Signature Lines on Emails

I received an email from a colleague earlier today necessary for research. This was the first time I emailed this person (and in all honesty, have never actually met this person), and thus, saw her email signature ever.

Now for those unfamiliar with an email Signature, business individuals who use a program to manage their email will oft-times personalize their email templates to already have their name and contact information at the bottom. Usually, this is nothing more than a name, title, address, phone number... that sort of thing.

However, this email I received today had a pithy saying at the end of it. (I really should call it a 'pity' saying, as you'll soon discover) Now, this in itself isn't really unusual--on the occasional online forum, I'll do the same. However, this particuar line actually had created a paradox in space and time. I'm surprised my computer has not imploded from receiving an email from her.

The message, for fear of crashing this blog server, is read below:

I actually spent about 5 minutes dissecting this sentence. Take a minute to gather your own thoughts about it before reading on. I'll wait...

Ok, back with me?

First of all, the line itself is a falsity. There are plenty of people who try and fail. Consider my high school career. I did fine in every class except Calculus, which I tried my best at, and still failed. Thus, the sentence itself is not true.
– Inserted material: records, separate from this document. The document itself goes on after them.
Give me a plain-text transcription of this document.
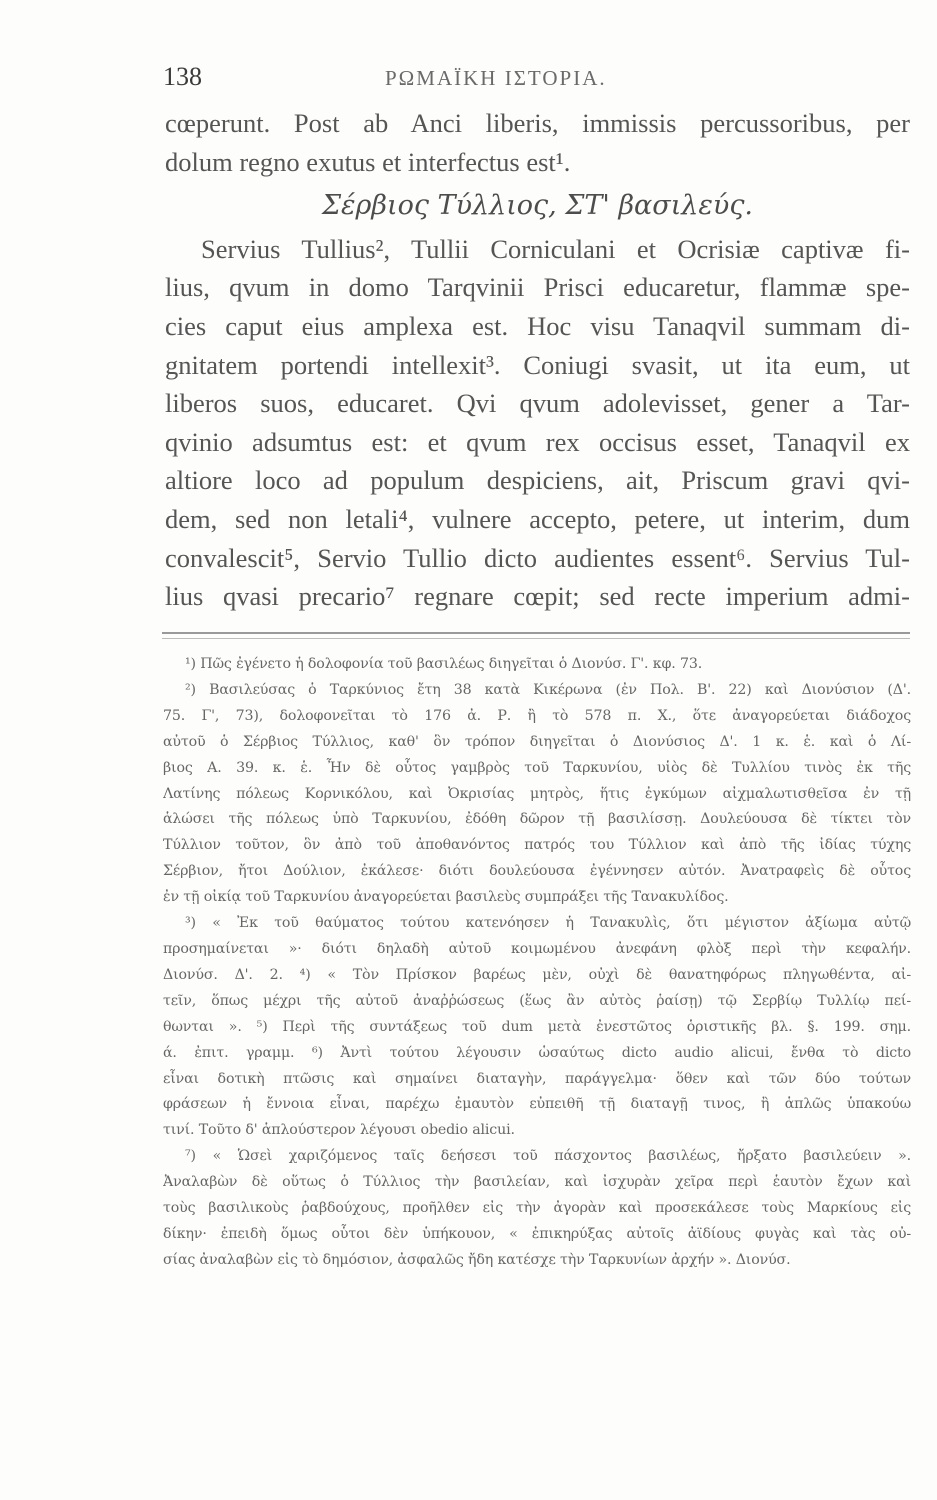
138	ΡΩΜΑΪΚΗ ΙΣΤΟΡΙΑ.

cœperunt. Post ab Anci liberis, immissis percussoribus, per
dolum regno exutus et interfectus est¹.

Σέρβιος Τύλλιος, ΣΤ' βασιλεύς.

Servius Tullius², Tullii Corniculani et Ocrisiæ captivæ fi-
lius, qvum in domo Tarqvinii Prisci educaretur, flammæ spe-
cies caput eius amplexa est. Hoc visu Tanaqvil summam di-
gnitatem portendi intellexit³. Coniugi svasit, ut ita eum, ut
liberos suos, educaret. Qvi qvum adolevisset, gener a Tar-
qvinio adsumtus est: et qvum rex occisus esset, Tanaqvil ex
altiore loco ad populum despiciens, ait, Priscum gravi qvi-
dem, sed non letali⁴, vulnere accepto, petere, ut interim, dum
convalescit⁵, Servio Tullio dicto audientes essent⁶. Servius Tul-
lius qvasi precario⁷ regnare cœpit; sed recte imperium admi-

¹) Πῶς ἐγένετο ἡ δολοφονία τοῦ βασιλέως διηγεῖται ὁ Διονύσ. Γ'. κφ. 73.

²) Βασιλεύσας ὁ Ταρκύνιος ἔτη 38 κατὰ Κικέρωνα (ἐν Πολ. Β'. 22) καὶ Διονύσιον (Δ'.
75. Γ', 73), δολοφονεῖται τὸ 176 ἀ. Ρ. ἢ τὸ 578 π. Χ., ὅτε ἀναγορεύεται διάδοχος
αὐτοῦ ὁ Σέρβιος Τύλλιος, καθ' ὃν τρόπον διηγεῖται ὁ Διονύσιος Δ'. 1 κ. ἑ. καὶ ὁ Λί-
βιος Α. 39. κ. ἑ. Ἦν δὲ οὗτος γαμβρὸς τοῦ Ταρκυνίου, υἱὸς δὲ Τυλλίου τινὸς ἐκ τῆς
Λατίνης πόλεως Κορνικόλου, καὶ Ὀκρισίας μητρὸς, ἥτις ἐγκύμων αἰχμαλωτισθεῖσα ἐν τῇ
ἁλώσει τῆς πόλεως ὑπὸ Ταρκυνίου, ἐδόθη δῶρον τῇ βασιλίσσῃ. Δουλεύουσα δὲ τίκτει τὸν
Τύλλιον τοῦτον, ὃν ἀπὸ τοῦ ἀποθανόντος πατρός του Τύλλιον καὶ ἀπὸ τῆς ἰδίας τύχης
Σέρβιον, ἤτοι Δούλιον, ἐκάλεσε· διότι δουλεύουσα ἐγέννησεν αὐτόν. Ἀνατραφεὶς δὲ οὗτος
ἐν τῇ οἰκίᾳ τοῦ Ταρκυνίου ἀναγορεύεται βασιλεὺς συμπράξει τῆς Τανακυλίδος.

³) « Ἐκ τοῦ θαύματος τούτου κατενόησεν ἡ Τανακυλὶς, ὅτι μέγιστον ἀξίωμα αὐτῷ
προσημαίνεται »· διότι δηλαδὴ αὐτοῦ κοιμωμένου ἀνεφάνη φλὸξ περὶ τὴν κεφαλήν.
Διονύσ. Δ'. 2. ⁴) « Τὸν Πρίσκον βαρέως μὲν, οὐχὶ δὲ θανατηφόρως πληγωθέντα, αἰ-
τεῖν, ὅπως μέχρι τῆς αὐτοῦ ἀναῤῥώσεως (ἕως ἂν αὐτὸς ῥαίσῃ) τῷ Σερβίῳ Τυλλίῳ πεί-
θωνται ». ⁵) Περὶ τῆς συντάξεως τοῦ dum μετὰ ἐνεστῶτος ὁριστικῆς βλ. §. 199. σημ.
ά. ἐπιτ. γραμμ. ⁶) Ἀντὶ τούτου λέγουσιν ὡσαύτως dicto audio alicui, ἔνθα τὸ dicto
εἶναι δοτικὴ πτῶσις καὶ σημαίνει διαταγὴν, παράγγελμα· ὅθεν καὶ τῶν δύο τούτων
φράσεων ἡ ἔννοια εἶναι, παρέχω ἐμαυτὸν εὐπειθῆ τῇ διαταγῇ τινος, ἢ ἁπλῶς ὑπακούω
τινί. Τοῦτο δ' ἁπλούστερον λέγουσι obedio alicui.

⁷) « Ὡσεὶ χαριζόμενος ταῖς δεήσεσι τοῦ πάσχοντος βασιλέως, ἤρξατο βασιλεύειν ».
Ἀναλαβὼν δὲ οὕτως ὁ Τύλλιος τὴν βασιλείαν, καὶ ἰσχυρὰν χεῖρα περὶ ἑαυτὸν ἔχων καὶ
τοὺς βασιλικοὺς ῥαβδούχους, προῆλθεν εἰς τὴν ἀγορὰν καὶ προσεκάλεσε τοὺς Μαρκίους εἰς
δίκην· ἐπειδὴ ὅμως οὗτοι δὲν ὑπήκουον, « ἐπικηρύξας αὐτοῖς ἀϊδίους φυγὰς καὶ τὰς οὐ-
σίας ἀναλαβὼν εἰς τὸ δημόσιον, ἀσφαλῶς ἤδη κατέσχε τὴν Ταρκυνίων ἀρχήν ». Διονύσ.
However, my biggest concern was the paradox in it. The grammar is incorrect. There is a comma where there should be no comma, and no period where there should be at the end. Thus... she failed. However, by the context of the information in the statement itself, she didn't fail, because she tried. Thus is born a paradox. It's one of those English Faux Pas that you learn about in College English I; like 'There is no error in this sentance.' I know this seems like nit-picking, but for a professional LEGAL businesswoman to have a paradox in their signature line... well, it scares me.
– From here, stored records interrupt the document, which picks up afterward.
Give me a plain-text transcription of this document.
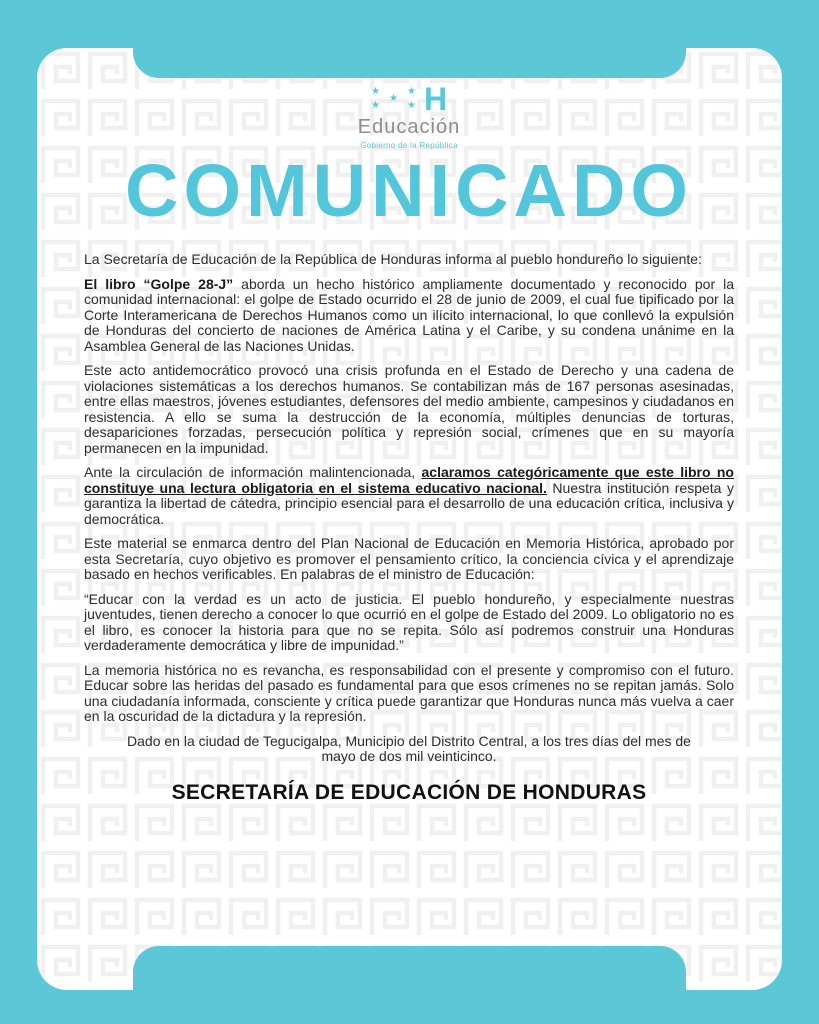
★
★
★
★
★ H
Educación
Gobierno de la República
COMUNICADO

La Secretaría de Educación de la República de Honduras informa al pueblo hondureño lo siguiente:

El libro “Golpe 28-J” aborda un hecho histórico ampliamente documentado y reconocido por la comunidad internacional: el golpe de Estado ocurrido el 28 de junio de 2009, el cual fue tipificado por la Corte Interamericana de Derechos Humanos como un ilícito internacional, lo que conllevó la expulsión de Honduras del concierto de naciones de América Latina y el Caribe, y su condena unánime en la Asamblea General de las Naciones Unidas.

Este acto antidemocrático provocó una crisis profunda en el Estado de Derecho y una cadena de violaciones sistemáticas a los derechos humanos. Se contabilizan más de 167 personas asesinadas, entre ellas maestros, jóvenes estudiantes, defensores del medio ambiente, campesinos y ciudadanos en resistencia. A ello se suma la destrucción de la economía, múltiples denuncias de torturas, desapariciones forzadas, persecución política y represión social, crímenes que en su mayoría permanecen en la impunidad.

Ante la circulación de información malintencionada, aclaramos categóricamente que este libro no constituye una lectura obligatoria en el sistema educativo nacional. Nuestra institución respeta y garantiza la libertad de cátedra, principio esencial para el desarrollo de una educación crítica, inclusiva y democrática.

Este material se enmarca dentro del Plan Nacional de Educación en Memoria Histórica, aprobado por esta Secretaría, cuyo objetivo es promover el pensamiento crítico, la conciencia cívica y el aprendizaje basado en hechos verificables. En palabras de el ministro de Educación:

“Educar con la verdad es un acto de justicia. El pueblo hondureño, y especialmente nuestras juventudes, tienen derecho a conocer lo que ocurrió en el golpe de Estado del 2009. Lo obligatorio no es el libro, es conocer la historia para que no se repita. Sólo así podremos construir una Honduras verdaderamente democrática y libre de impunidad.”

La memoria histórica no es revancha, es responsabilidad con el presente y compromiso con el futuro. Educar sobre las heridas del pasado es fundamental para que esos crímenes no se repitan jamás. Solo una ciudadanía informada, consciente y crítica puede garantizar que Honduras nunca más vuelva a caer en la oscuridad de la dictadura y la represión.

Dado en la ciudad de Tegucigalpa, Municipio del Distrito Central, a los tres días del mes de mayo de dos mil veinticinco.

SECRETARÍA DE EDUCACIÓN DE HONDURAS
News Articles that make you think...

My workmate, Becky, on her 15-minute break, was reading news articles from the local paper's website reciting of the news. She brought to my attention that 'From the news desk', at the top of the page, told the story of a local woman who just today won $1,500 dollars in a contest that her local bank was holding. Talk about a slow news day, huh?

Well, our gripe comes in the form of the fact that this story is... well, how do I put this.... NOT NEWS. In fact, one would go so far as to say that many readers wouldn't really CARE about this particular story. In general then, the point is how newspapers, television reporters, and Web news sites, when choosing their 'top stories', always puts some article that nobody really cares about. For instance, when Yahoo puts on their top four links under 'News' a video of a 6-month old kitten batting around a ball of yarn. Cute? Of course. Sharable with friends? Absolutely. News? To my friend's 3 year old daughter, perhaps, but not to me.
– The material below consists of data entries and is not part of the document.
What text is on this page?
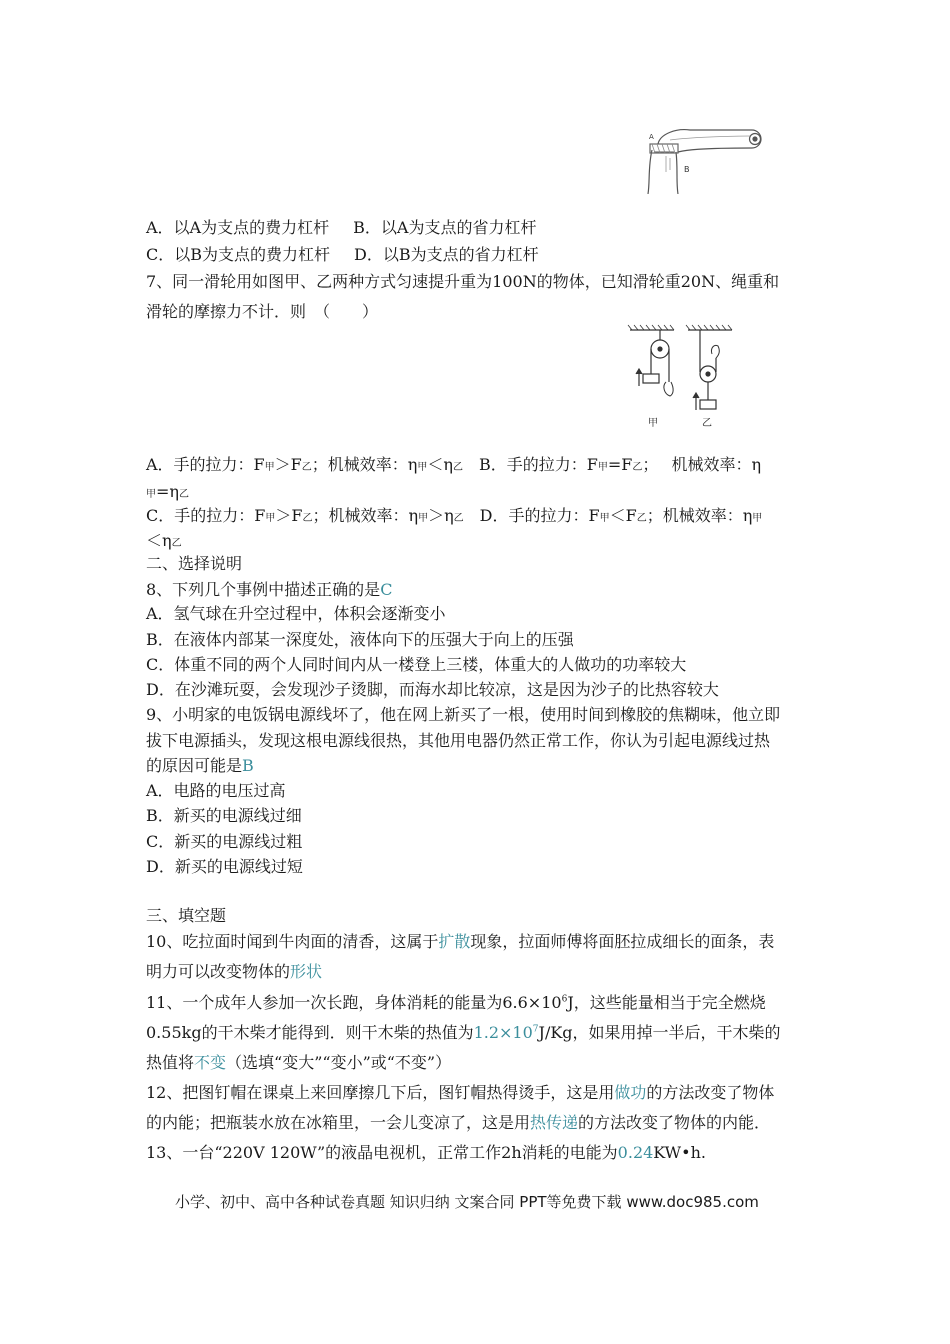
A
B
A．以A为支点的费力杠杆 B．以A为支点的省力杠杆
C．以B为支点的费力杠杆 D．以B为支点的省力杠杆
7、同一滑轮用如图甲、乙两种方式匀速提升重为100N的物体，已知滑轮重20N、绳重和
滑轮的摩擦力不计．则　（　　）
甲	乙
A．手的拉力：F甲＞F乙；机械效率：η甲＜η乙 B．手的拉力：F甲=F乙；　 机械效率：η
甲=η乙
C．手的拉力：F甲＞F乙；机械效率：η甲＞η乙 D．手的拉力：F甲＜F乙；机械效率：η甲
＜η乙
二、选择说明
8、下列几个事例中描述正确的是C
A．氢气球在升空过程中，体积会逐渐变小
B．在液体内部某一深度处，液体向下的压强大于向上的压强
C．体重不同的两个人同时间内从一楼登上三楼，体重大的人做功的功率较大
D．在沙滩玩耍，会发现沙子烫脚，而海水却比较凉，这是因为沙子的比热容较大
9、小明家的电饭锅电源线坏了，他在网上新买了一根，使用时间到橡胶的焦糊味，他立即
拔下电源插头，发现这根电源线很热，其他用电器仍然正常工作，你认为引起电源线过热
的原因可能是B
A．电路的电压过高
B．新买的电源线过细
C．新买的电源线过粗
D．新买的电源线过短
三、填空题
10、吃拉面时闻到牛肉面的清香，这属于扩散现象，拉面师傅将面胚拉成细长的面条，表
明力可以改变物体的形状
11、一个成年人参加一次长跑，身体消耗的能量为$6.6\times 10^6J$，这些能量相当于完全燃烧
0.55kg的干木柴才能得到．则干木柴的热值为$1.2\times 10^7J/Kg$，如果用掉一半后，干木柴的
热值将不变（选填“变大”“变小”或“不变”）
12、把图钉帽在课桌上来回摩擦几下后，图钉帽热得烫手，这是用做功的方法改变了物体
的内能；把瓶装水放在冰箱里，一会儿变凉了，这是用热传递的方法改变了物体的内能．
13、一台“220V 120W”的液晶电视机，正常工作2h消耗的电能为0.24KW•h.
小学、初中、高中各种试卷真题 知识归纳 文案合同 PPT等免费下载 www.doc985.com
To reinforce this point, referring back to the news article Becky was looking at, the stories that the money winner TRUMPED included a plane crash (in a town about 50 miles away), a child being killed in his driveway, as well as some seasonal medical advice that could help hundreds.

Do you see the problem here? Not that it doesn't matter some random lady won money from a bank--I think it's great... wish it was me. It just... isn't news.

In my honest opinion, I believe that Newspapers and TV News programs should have some sort of a section separate from the news... Actually, wait... they do. It's called Editorials, Opinions, or OTHER FLIPPIN' SHOWS OTHER THAN THE NEWS. At the very least, have a section called Not News to talk about it. Not 'Entertainment News' or 'Film Reviews'--just Not News. Is that so much to not muddy the definition of News for the people today?